Proses pendaftaran tersebut turut dikawal oleh orang tua, perwakilan keluarga, serta sejumlah tokoh adat setempat sebagai bentuk dukungan moral. Ricky pun mengapresiasi seluruh pihak yang membuat proses administrasi ini berjalan lancar.
“Saya sangat bersyukur. Semua proses yang dilalui sejauh ini terasa dimudahkan. Saya percaya ada kuasa Tuhan yang membimbing dan doa para leluhur yang menyertai perjalanan ini,” tambahnya.
Saat ini, seluruh berkas bakal calon tengah memasuki tahapan verifikasi administrasi. Pengumuman resmi mengenai calon yang berhak mengikuti tahapan selanjutnya dijadwalkan pada 30 Juni hingga 3 Juli 2026.
Komitmen Visi dan Program Kerja
Dalam kontestasi ini, Rikardus Ngaca mengusung slogan “Waktunya Berbenah: Jujur, Transparan, Pro Rakyat” dengan semangat “Membina yang Rapuh Menjadi Tangguh: Maju, Kreatif, Berbudaya, dan Berdaya Saing.”
Ia membawa visi utama: “Menjadikan Desa Golo Langkok sebagai Pusat Inovasi dan Kesejahteraan Masyarakat Berbasis Kearifan Lokal.”
Untuk merealisasikan visi tersebut, Ricky merancang sejumlah program prioritas yang berfokus pada
Ekonomi & BUMDes: Pemberdayaan UMKM dan optimalisasi BUMDes melalui unit usaha inovatif (PAUD desa, koperasi, rumah tenun, bengkel, salon/barbershop, pengelolaan air bersih, Pokdarwis, asrama desa, hingga pengelolaan situs sejarah Pahlawan Manggarai, Motang Rua).
Infrastruktur & Layanan Dasar: Pembangunan infrastruktur desa, penyediaan air bersih, serta perluasan akses pendidikan dan kesehatan.

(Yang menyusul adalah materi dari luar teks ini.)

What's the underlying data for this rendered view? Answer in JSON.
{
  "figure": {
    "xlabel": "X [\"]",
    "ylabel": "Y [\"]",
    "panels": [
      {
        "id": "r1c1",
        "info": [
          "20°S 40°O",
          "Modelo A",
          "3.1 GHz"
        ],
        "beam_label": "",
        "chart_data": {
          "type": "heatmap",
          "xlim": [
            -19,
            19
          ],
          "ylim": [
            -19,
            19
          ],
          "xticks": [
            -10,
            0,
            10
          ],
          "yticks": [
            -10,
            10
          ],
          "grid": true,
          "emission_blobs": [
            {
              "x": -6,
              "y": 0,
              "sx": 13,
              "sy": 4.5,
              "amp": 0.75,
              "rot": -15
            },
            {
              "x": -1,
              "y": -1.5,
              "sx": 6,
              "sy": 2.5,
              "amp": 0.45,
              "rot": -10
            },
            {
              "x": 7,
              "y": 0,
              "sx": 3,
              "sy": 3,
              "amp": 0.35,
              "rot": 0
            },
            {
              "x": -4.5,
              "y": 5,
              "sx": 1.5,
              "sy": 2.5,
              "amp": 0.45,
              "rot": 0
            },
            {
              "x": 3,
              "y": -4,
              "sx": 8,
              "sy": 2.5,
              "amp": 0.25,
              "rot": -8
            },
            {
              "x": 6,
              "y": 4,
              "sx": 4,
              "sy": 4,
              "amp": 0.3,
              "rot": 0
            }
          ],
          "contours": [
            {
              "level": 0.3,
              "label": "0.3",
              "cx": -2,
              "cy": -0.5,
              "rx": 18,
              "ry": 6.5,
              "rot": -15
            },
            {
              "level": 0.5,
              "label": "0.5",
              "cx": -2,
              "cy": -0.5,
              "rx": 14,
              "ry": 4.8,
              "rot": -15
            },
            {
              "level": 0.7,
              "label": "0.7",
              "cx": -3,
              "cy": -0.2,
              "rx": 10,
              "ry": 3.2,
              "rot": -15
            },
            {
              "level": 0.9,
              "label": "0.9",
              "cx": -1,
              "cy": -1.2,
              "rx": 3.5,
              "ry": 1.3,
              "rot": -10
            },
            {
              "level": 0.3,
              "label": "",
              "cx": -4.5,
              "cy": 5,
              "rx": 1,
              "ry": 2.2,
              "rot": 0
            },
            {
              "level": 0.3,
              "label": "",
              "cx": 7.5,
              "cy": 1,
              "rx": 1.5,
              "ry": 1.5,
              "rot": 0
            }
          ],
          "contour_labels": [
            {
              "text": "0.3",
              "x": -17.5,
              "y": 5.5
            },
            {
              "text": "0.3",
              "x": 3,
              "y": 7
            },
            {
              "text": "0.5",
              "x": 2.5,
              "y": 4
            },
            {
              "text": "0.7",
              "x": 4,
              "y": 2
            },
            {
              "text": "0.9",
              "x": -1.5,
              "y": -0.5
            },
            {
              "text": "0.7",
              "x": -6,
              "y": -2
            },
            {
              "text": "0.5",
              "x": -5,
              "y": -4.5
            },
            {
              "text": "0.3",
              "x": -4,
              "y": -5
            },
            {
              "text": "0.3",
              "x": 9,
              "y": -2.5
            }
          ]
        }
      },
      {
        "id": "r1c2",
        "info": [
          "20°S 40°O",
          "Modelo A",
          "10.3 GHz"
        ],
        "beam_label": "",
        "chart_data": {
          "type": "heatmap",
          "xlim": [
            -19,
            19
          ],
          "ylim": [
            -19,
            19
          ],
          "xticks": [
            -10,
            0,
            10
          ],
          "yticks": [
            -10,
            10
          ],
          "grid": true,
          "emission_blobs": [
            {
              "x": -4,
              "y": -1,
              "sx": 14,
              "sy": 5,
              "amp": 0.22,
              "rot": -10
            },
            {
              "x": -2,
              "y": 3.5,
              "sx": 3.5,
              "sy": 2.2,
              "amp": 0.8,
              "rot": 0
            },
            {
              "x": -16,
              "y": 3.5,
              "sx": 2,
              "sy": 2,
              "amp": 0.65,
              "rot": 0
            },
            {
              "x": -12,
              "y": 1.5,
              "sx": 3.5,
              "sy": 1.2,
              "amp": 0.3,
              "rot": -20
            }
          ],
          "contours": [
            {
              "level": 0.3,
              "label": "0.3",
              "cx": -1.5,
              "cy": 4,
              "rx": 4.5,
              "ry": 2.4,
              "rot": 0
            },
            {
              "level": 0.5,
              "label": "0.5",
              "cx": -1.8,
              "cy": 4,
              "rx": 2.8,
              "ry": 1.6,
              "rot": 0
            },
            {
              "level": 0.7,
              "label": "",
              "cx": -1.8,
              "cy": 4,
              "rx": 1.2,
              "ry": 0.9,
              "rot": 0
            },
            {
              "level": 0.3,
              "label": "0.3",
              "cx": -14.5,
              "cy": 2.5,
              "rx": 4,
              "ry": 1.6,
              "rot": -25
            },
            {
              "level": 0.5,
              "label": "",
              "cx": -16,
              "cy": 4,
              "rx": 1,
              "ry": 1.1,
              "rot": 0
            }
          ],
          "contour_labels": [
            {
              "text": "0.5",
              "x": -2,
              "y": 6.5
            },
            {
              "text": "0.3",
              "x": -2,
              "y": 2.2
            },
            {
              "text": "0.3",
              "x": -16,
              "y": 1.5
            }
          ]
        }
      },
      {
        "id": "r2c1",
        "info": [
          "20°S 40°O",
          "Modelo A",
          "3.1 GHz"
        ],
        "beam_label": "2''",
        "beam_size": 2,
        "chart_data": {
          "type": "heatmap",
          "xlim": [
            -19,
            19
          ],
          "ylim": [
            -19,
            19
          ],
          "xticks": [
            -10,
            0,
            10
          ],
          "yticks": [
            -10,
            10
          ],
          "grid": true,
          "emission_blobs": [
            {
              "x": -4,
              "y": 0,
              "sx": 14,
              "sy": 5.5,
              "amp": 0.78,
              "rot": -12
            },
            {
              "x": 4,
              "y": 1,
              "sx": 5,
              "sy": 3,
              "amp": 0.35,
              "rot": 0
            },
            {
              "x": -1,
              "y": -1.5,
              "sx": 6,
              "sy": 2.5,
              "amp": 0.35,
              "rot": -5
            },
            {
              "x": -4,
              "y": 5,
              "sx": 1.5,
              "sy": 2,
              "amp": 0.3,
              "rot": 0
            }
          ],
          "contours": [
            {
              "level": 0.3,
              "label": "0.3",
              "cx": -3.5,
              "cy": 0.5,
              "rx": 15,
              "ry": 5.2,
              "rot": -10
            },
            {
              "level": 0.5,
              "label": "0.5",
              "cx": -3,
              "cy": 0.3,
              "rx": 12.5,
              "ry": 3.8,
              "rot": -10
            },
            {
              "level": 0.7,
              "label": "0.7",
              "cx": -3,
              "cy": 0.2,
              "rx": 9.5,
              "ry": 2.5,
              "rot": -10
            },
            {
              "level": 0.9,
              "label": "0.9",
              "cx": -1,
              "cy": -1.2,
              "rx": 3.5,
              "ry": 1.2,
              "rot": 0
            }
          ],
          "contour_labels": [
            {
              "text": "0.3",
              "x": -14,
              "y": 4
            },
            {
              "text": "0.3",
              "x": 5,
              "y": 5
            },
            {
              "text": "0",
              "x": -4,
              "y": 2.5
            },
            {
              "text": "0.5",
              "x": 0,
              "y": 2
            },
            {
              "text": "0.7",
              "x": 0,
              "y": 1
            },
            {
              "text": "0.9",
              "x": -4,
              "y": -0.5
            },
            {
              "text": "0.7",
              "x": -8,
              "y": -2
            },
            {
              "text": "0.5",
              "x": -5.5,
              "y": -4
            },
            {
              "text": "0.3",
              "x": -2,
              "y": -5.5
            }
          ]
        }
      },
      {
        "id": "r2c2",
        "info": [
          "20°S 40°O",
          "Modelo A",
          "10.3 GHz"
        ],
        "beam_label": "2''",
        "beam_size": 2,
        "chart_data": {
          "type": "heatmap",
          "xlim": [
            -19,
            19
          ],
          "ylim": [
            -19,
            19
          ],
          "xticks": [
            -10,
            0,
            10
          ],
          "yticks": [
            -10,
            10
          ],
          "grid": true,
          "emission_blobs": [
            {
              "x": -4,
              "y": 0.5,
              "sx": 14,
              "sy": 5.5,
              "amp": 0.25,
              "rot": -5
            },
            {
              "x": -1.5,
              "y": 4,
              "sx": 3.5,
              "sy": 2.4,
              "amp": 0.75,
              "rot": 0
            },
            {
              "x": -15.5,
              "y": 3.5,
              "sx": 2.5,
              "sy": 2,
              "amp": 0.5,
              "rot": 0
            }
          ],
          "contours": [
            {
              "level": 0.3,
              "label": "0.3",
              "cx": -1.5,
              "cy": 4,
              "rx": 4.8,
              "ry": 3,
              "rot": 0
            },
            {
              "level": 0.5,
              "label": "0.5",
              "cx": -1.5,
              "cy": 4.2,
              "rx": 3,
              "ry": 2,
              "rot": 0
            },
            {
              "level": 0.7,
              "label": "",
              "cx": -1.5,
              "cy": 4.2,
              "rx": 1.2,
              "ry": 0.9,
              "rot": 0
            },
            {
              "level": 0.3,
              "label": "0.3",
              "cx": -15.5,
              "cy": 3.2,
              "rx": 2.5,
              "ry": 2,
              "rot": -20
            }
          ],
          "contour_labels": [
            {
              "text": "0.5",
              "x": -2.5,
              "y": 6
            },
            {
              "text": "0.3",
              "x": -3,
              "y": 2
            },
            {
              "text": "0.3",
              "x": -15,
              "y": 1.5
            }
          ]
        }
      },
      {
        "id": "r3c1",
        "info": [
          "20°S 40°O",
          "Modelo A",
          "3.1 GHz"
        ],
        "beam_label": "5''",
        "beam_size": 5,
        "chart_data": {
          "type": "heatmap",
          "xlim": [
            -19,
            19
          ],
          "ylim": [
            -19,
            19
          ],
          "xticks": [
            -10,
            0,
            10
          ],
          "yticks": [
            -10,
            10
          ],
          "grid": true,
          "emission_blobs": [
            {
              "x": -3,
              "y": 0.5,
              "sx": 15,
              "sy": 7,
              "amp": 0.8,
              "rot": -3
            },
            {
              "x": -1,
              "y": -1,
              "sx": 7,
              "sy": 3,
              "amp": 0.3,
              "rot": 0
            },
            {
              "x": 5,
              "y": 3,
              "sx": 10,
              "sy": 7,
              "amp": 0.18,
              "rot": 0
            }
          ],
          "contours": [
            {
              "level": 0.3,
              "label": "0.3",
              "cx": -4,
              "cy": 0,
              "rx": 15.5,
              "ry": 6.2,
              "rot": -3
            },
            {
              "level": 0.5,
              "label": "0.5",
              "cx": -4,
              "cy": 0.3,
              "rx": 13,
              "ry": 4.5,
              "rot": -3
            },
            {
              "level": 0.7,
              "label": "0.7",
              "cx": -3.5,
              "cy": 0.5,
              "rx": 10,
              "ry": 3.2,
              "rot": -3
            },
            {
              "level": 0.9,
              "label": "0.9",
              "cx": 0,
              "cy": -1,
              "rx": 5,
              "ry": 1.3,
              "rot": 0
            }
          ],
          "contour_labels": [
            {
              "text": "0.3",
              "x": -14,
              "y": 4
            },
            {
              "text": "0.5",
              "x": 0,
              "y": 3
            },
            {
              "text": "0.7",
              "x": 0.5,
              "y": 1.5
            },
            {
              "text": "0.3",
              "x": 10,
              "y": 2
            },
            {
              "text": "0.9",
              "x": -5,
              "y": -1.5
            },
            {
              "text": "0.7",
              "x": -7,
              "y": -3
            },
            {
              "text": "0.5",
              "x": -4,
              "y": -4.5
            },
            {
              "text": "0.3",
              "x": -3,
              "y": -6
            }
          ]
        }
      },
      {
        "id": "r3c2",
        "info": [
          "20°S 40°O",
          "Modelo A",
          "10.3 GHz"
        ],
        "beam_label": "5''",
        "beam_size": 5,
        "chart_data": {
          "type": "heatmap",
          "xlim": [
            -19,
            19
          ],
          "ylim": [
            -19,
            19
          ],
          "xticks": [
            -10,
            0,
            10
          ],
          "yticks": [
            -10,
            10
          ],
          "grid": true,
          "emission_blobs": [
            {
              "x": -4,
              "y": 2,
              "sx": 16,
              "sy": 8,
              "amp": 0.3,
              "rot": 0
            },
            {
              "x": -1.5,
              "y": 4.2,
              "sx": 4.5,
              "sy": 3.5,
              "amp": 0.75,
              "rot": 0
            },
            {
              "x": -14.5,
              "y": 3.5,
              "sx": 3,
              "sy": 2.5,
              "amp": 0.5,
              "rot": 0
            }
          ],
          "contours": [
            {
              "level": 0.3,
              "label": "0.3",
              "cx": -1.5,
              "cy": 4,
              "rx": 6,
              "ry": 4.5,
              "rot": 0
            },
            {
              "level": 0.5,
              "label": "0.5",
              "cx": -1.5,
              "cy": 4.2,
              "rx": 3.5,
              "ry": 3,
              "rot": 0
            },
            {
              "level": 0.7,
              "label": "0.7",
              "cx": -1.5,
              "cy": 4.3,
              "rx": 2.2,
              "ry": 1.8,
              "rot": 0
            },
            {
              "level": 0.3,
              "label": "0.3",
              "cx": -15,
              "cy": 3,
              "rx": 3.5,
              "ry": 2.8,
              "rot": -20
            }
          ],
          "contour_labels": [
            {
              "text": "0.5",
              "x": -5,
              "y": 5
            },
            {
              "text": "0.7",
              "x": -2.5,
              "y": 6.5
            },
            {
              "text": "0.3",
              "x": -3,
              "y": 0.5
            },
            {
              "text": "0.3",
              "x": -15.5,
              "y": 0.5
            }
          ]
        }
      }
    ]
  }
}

Sosial & Tata Kelola: Pemberian beasiswa bagi keluarga kurang mampu, perlindungan perempuan dan anak, pemberdayaan pemuda, serta peningkatan tata kelola pemerintahan yang transparan dan partisipatif.
Ricky menekankan bahwa pembangunan desa yang ideal harus dilakukan secara holistik dengan melibatkan sinergi antara pemerintah, gereja, lembaga pendidikan, tenaga kesehatan, dan pelaku usaha.
“Visi dan misi ini merupakan komitmen untuk membangun Desa Golo Langkok secara holistik dengan memanfaatkan seluruh potensi yang dimiliki. Tujuannya adalah meningkatkan kesejahteraan dan kualitas hidup masyarakat secara berkelanjutan,” pungkasnya.
Pasca-penutupan pendaftaran, masyarakat Desa Golo Langkok kini menantikan tahapan Pilkades Serentak 2026 selanjutnya, dengan harapan seluruh proses dapat berjalan demokratis, aman, dan damai.